Tuesday, October 04, 2005

Mourning for Bali

No links are needed for this piece, as all of us are sadly too familiar with the details anyhow: Another day, another atrocity; and among places that are not Iraq, Bali has been especially favored in recent years.  And yet more evidence (if any were needed) that terrorism has become an instrument of precision, albeit a predictable one.  The mode is simple: (i) attack "soft" targets, preferably ones involving Westerners for maximum media coverage; and (ii) if the staging ground is populated by infidels, all the better-- to what end though is the question.  One possibility (the cause of which advances everyday) is the manufacture of an Islamic identity uber alles, a call that extends across the boundaries of culture, ethnicity, and local circumstance.  A call, in short, that is utterly irredeemably ahistorical.  The likely result is a dualism, a trans-national religiously infused yet far less stable echo of the Cold War familiar.  The goal?  Nothing less than the utter separation of "Muslim" from "non-Muslim."  Such a fate would be historically unprecedented.


There is no comfort in this analysis: the ahistorical nature of an ambition does not, sadly, innoculate it against success, it merely means that copious doses of violence are required if the agenda is to be advanced.  This, if nothing else, is a lesson we have learned from the twentieth century, a lesson learned from an ugly politics that boasted that its true art lay in making the impossible possible.


The new Islamism shares this with the fascisms of the twentieth century (though perhaps let me not say "twentieth," as if it had safely been consigned to the pages of history books), namely that it endeavors to conceal its own radicality, its newness as it were, beneath a veneer of tradition.  In this manner the most radical innovations are propounded -- in a manner that renders confusion with the conservatism of tradition plausible.  Once upon a time in Europe, the symbols of such a radicalism were "nation," and then "race," "people" and so on.  Today, the symbol par excellence for the bin Ladens of the world is religion.  In itself a masterful ploy, since religion enjoys a prestige nothing else can match, particularly when politics has become not the art of the possible so much as the art of managing -- that is to say displacing -- disappointment, a happy conjunction of imperial and post-imperial corruption and exploitation, cynicism, and the substitution of sloganeering and mythologizing for reflection.


But clothed in particulars, even religion cannot prevent discontent, which is why for the post-modern age we have Islam 2.0, a creed stripped of theology, the law, and mysticism, and animated by a theology of grievance, a grievance which strives to see only itself in the mirror.  One wonders what Imam Ghazali, or any of the other medieval luminaries assiduously evaded by contemporary Islamists, would have made of such narcissism.  One suspects they would have recognized in it the same doubt that lent so much dramatic tension to The Satanic Verses: in a word, blasphemy.

3 comments:

rabfish said...

'ahistorical ambition requires violence': yes!

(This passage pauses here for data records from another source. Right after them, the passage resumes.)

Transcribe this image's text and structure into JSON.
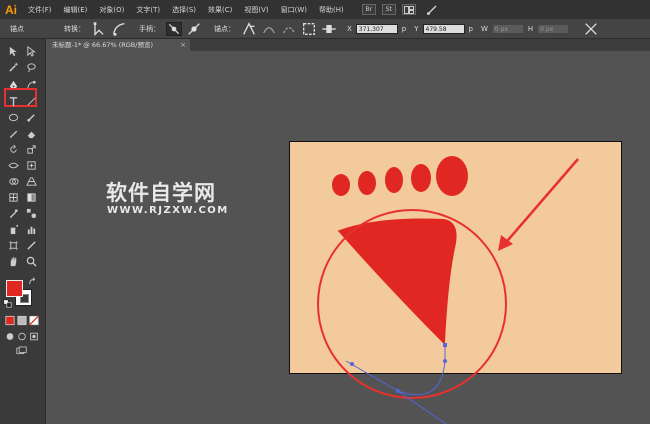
{
  "app": {
    "logo": "Ai"
  },
  "menu": {
    "items": [
      "文件(F)",
      "编辑(E)",
      "对象(O)",
      "文字(T)",
      "选择(S)",
      "效果(C)",
      "视图(V)",
      "窗口(W)",
      "帮助(H)"
    ],
    "bridge_label": "Br",
    "stock_label": "St"
  },
  "control_bar": {
    "mode_label": "锚点",
    "convert_label": "转换：",
    "handle_label": "手柄：",
    "anchor_label": "锚点：",
    "x_value": "371.307",
    "x_unit": "p",
    "y_value": "479.58",
    "y_unit": "p",
    "w_value": "0 px",
    "h_value": "0 px"
  },
  "document": {
    "tab_title": "未标题-1* @ 66.67% (RGB/预览)",
    "close_glyph": "×"
  },
  "watermark": {
    "text": "软件自学网",
    "url": "WWW.RJZXW.COM"
  },
  "colors": {
    "accent": "#e02721",
    "artboard": "#f2ca9c",
    "annotation": "#e8312f",
    "path": "#5566dd"
  },
  "icons": {
    "pen_tool": "pen-icon",
    "selection_tool": "arrow-icon",
    "fill": "fill-swatch",
    "stroke": "stroke-swatch"
  }
}
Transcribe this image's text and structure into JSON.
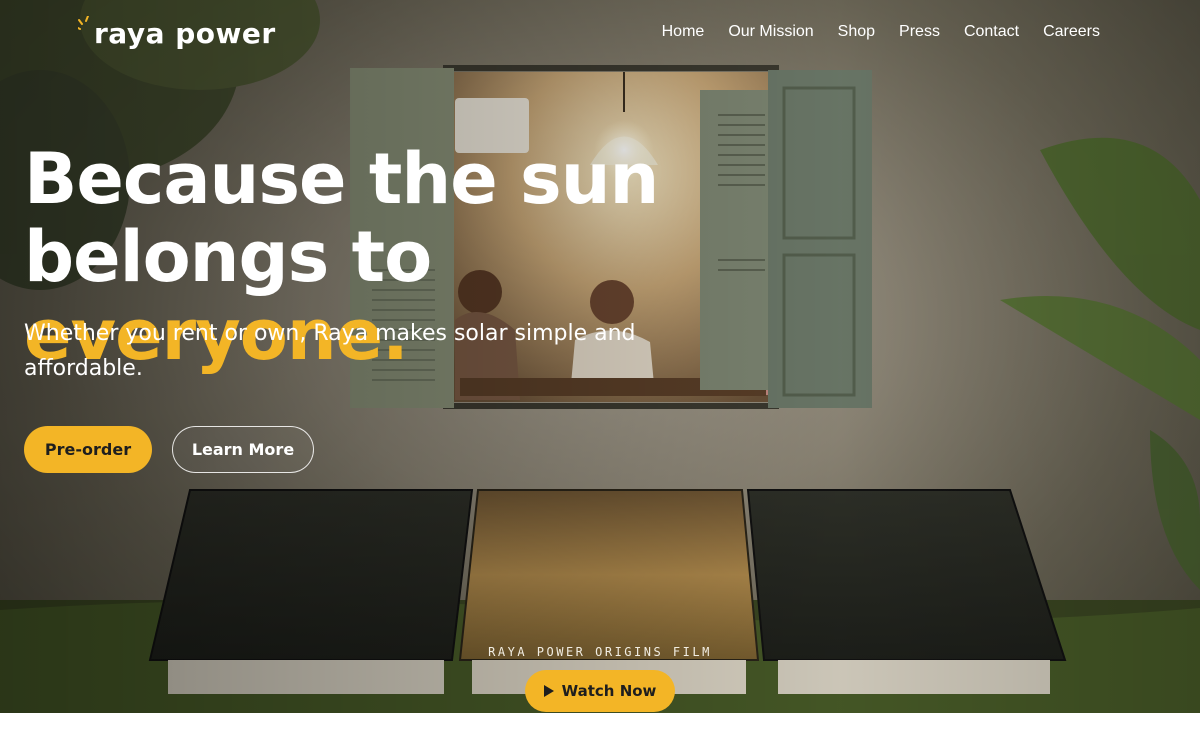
{
  "header": {
    "logo_text": "raya power",
    "nav": [
      {
        "label": "Home"
      },
      {
        "label": "Our Mission"
      },
      {
        "label": "Shop"
      },
      {
        "label": "Press"
      },
      {
        "label": "Contact"
      },
      {
        "label": "Careers"
      }
    ]
  },
  "hero": {
    "headline_line1": "Because the sun",
    "headline_line2_prefix": "belongs to ",
    "headline_accent": "everyone.",
    "subtitle": "Whether you rent or own, Raya makes solar simple and affordable.",
    "primary_cta": "Pre-order",
    "secondary_cta": "Learn More",
    "film_caption": "RAYA POWER ORIGINS FILM",
    "watch_cta": "Watch Now"
  },
  "colors": {
    "accent": "#f3b526",
    "text_light": "#ffffff",
    "button_text_dark": "#1e1e1e"
  },
  "icons": [
    "sun-rays-icon",
    "play-icon"
  ]
}
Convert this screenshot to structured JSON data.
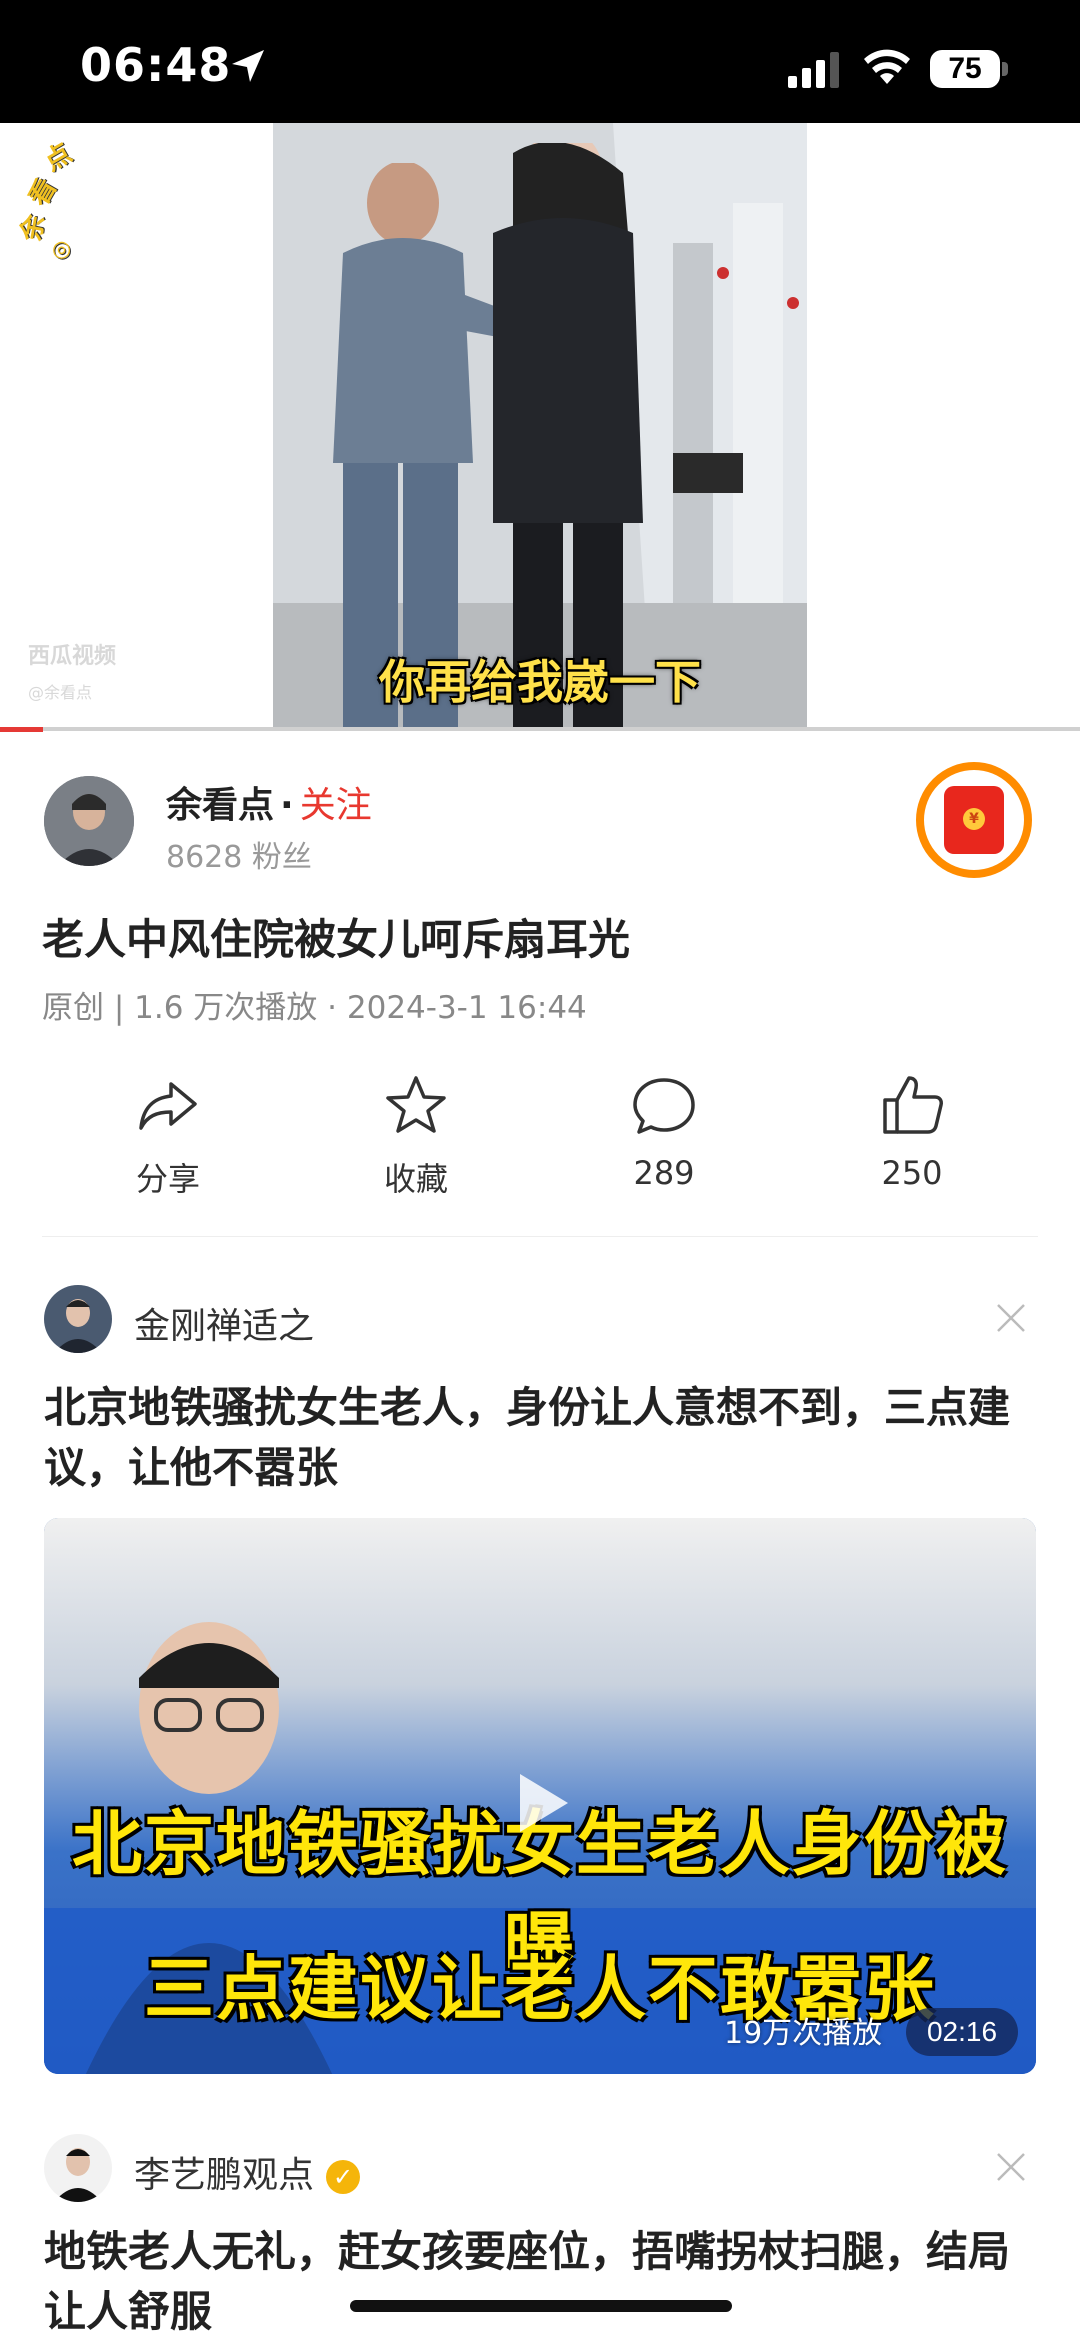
{
  "status_bar": {
    "time": "06:48",
    "battery": "75"
  },
  "video": {
    "subtitle": "你再给我崴一下",
    "watermark_logo": "余看点",
    "watermark_platform": "西瓜视频",
    "watermark_handle": "@余看点",
    "progress_fraction": 0.04
  },
  "author": {
    "name": "余看点",
    "separator": "·",
    "follow_label": "关注",
    "fans": "8628 粉丝"
  },
  "post": {
    "title": "老人中风住院被女儿呵斥扇耳光",
    "meta": "原创 | 1.6 万次播放 · 2024-3-1 16:44"
  },
  "actions": {
    "share_label": "分享",
    "favorite_label": "收藏",
    "comment_count": "289",
    "like_count": "250"
  },
  "feed": [
    {
      "author": "金刚禅适之",
      "title": "北京地铁骚扰女生老人，身份让人意想不到，三点建议，让他不嚣张",
      "thumb_text_1": "北京地铁骚扰女生老人身份被曝",
      "thumb_text_2": "三点建议让老人不敢嚣张",
      "views": "19万次播放",
      "duration": "02:16"
    },
    {
      "author": "李艺鹏观点",
      "title": "地铁老人无礼，赶女孩要座位，捂嘴拐杖扫腿，结局让人舒服"
    }
  ],
  "colors": {
    "accent_red": "#e8382f",
    "redpacket_ring": "#ff8c00",
    "subtitle_yellow": "#ffe14a"
  }
}
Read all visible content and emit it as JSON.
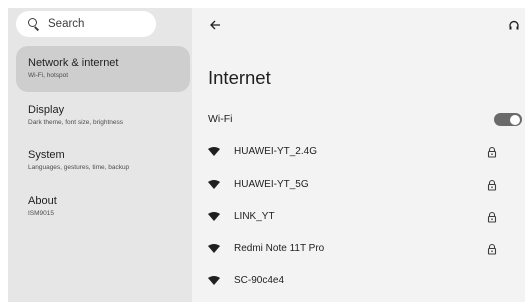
{
  "sidebar": {
    "search_label": "Search",
    "items": [
      {
        "title": "Network & internet",
        "subtitle": "Wi-Fi, hotspot"
      },
      {
        "title": "Display",
        "subtitle": "Dark theme, font size, brightness"
      },
      {
        "title": "System",
        "subtitle": "Languages, gestures, time, backup"
      },
      {
        "title": "About",
        "subtitle": "ISM9015"
      }
    ]
  },
  "main": {
    "title": "Internet",
    "wifi_label": "Wi-Fi",
    "wifi_enabled": true,
    "networks": [
      {
        "name": "HUAWEI-YT_2.4G",
        "secured": true
      },
      {
        "name": "HUAWEI-YT_5G",
        "secured": true
      },
      {
        "name": "LINK_YT",
        "secured": true
      },
      {
        "name": "Redmi Note 11T Pro",
        "secured": true
      },
      {
        "name": "SC-90c4e4",
        "secured": false
      }
    ]
  },
  "icons": {
    "back": "arrow-left-icon",
    "help": "help-icon",
    "search": "search-icon",
    "wifi": "wifi-icon",
    "lock": "lock-icon"
  },
  "colors": {
    "sidebar_bg": "#e6e6e6",
    "active_item_bg": "#cecece",
    "main_bg": "#f3f3f3",
    "toggle_on": "#6a6a6a"
  }
}
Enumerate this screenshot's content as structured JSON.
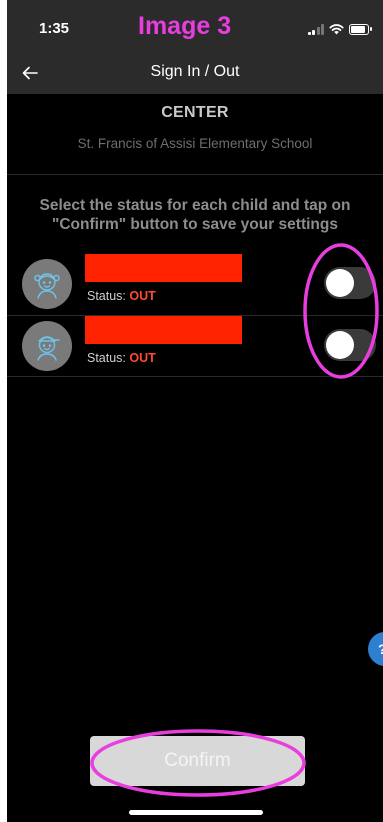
{
  "status_bar": {
    "time": "1:35",
    "overlay_label": "Image 3"
  },
  "nav": {
    "back_icon": "arrow-left-icon",
    "title": "Sign In / Out"
  },
  "center": {
    "label": "CENTER",
    "name": "St. Francis of Assisi Elementary School"
  },
  "instruction": "Select the status for each child and tap on \"Confirm\" button to save your settings",
  "children": [
    {
      "avatar_icon": "girl-avatar-icon",
      "status_label": "Status:",
      "status_value": "OUT",
      "signed_in": false
    },
    {
      "avatar_icon": "boy-avatar-icon",
      "status_label": "Status:",
      "status_value": "OUT",
      "signed_in": false
    }
  ],
  "help": {
    "label": "?"
  },
  "confirm": {
    "label": "Confirm"
  },
  "colors": {
    "background": "#000000",
    "bar": "#2b2b2b",
    "status_out": "#ff4a2e",
    "redaction": "#ff2200",
    "annotation": "#e83ee0",
    "help": "#2f7fd0",
    "confirm_bg": "#d8d8d8"
  }
}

'new Islamism conceals newness under veneer of traditon': yes!

postcolonial (or more broadly speaking?)'politics as art of displacing disappointment': oh, yes!

'narcissistic theology of grievance': yes, yes yes!

what a refreshingly insightful post to read about contemporary muslim politics. thanks.

have you read aziz al-azmeh? methinks you would like him.

rabfish

Qalandar said...

I have not read aziz al-azmeh, but will check him out; I was intrigued by this speech that turned up when I ran a google search:

http://hiphi.ubbcluj.ro/JSRI/html%20version/index/no_5/aziaalazmeh-articol.htm

Anonymous said...

Very eloquent and I agree with you about the dangers of islamic fundamentalism...
But I question whether it is really a new phenomenon.Hasn't islam always been expansionist since its very inception..the concept of ummah uniting muslims across ethnic boundaries....non muslims relegated to dhimmitude or worse...kafirs?
hasn't there always been a strong yearning for a return to the caliphate among many muslims?...bin laden is just articulating a feeling seemingly widespread in countries like Pakistan, Sudan etc isn't he?